One advantage that Sanskrit has over other natural languages is that Sanskrit stopped evolving once it became Classical Sanskrit. Vedic Sanskrit evolved into the various natural languages of North India through the Prakrits. Classical Sanskrit which became “Sanskrit” for discourses and literature stopped evolving and was held constant by Pāṇini’s grammar. Even conversational Sanskrit (where it was used) followed all the rules and styles of Classical Sanskrit. The language was not allowed to evolve naturally. This gave it a stability that allowed the above grammarians to parse and formulate these rules that held for many centuries. However, this still does not make Sanskrit “the best suited for AI” or make any of the other claims true.
There are many other claims: “Sanskrit has a context free grammar”, Sanskrit is a context-based language”, “Sanskrit did not evolve. It was designed.” etc. All these claims are also, on first look, without any basis.
[Note: The question is, how does one test the validity or otherwise of such claims? Most of the claims are those of assigning a potential scientific explanation for ancient statements, myths etc. An example would be the claim that story of the birth of the 100 Kauravas was an ancient case of in-vitro embryology. Other claims tend to go in the opposite direction and assign a total lack of science or mathematics to the ancients.

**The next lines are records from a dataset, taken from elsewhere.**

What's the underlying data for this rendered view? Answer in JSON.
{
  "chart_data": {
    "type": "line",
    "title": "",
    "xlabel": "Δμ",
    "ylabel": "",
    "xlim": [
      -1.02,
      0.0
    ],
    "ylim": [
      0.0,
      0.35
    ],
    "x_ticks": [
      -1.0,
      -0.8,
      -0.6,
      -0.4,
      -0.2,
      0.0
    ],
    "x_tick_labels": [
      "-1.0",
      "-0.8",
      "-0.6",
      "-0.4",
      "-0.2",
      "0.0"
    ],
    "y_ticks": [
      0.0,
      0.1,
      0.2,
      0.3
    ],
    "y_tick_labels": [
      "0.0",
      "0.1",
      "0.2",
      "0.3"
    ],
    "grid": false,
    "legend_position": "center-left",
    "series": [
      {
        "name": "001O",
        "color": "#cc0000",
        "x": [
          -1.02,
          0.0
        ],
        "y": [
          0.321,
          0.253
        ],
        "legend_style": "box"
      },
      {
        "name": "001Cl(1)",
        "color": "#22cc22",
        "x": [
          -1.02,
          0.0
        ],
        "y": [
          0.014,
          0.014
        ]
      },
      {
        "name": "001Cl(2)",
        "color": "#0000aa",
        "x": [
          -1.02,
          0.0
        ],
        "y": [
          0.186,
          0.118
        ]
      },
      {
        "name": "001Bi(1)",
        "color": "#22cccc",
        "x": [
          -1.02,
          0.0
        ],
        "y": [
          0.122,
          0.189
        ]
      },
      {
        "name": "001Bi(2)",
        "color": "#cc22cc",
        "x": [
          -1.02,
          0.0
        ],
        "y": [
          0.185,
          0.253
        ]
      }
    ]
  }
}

Again, there are claims of antiquity or non-antiquity of certain works. Sometimes these claims and counter-claims are caught in the web of the interests of special groups.
We need to create a school of analysis that does precisely this testing. The school needs to evolve the necessary tools and methodologies to test claims made on either side and be able to pass an objective judgement on the issue. The tools and methodologies need to chosen with a lot of care. It is important to notice that some of the ancient pronouncements may not yield to a probe by the scientific method as is understood now, mainly because of the lack of availability of previous experimental data. So, the scientific method needs to be modified and adjusted to cater to these ancient paradigms.]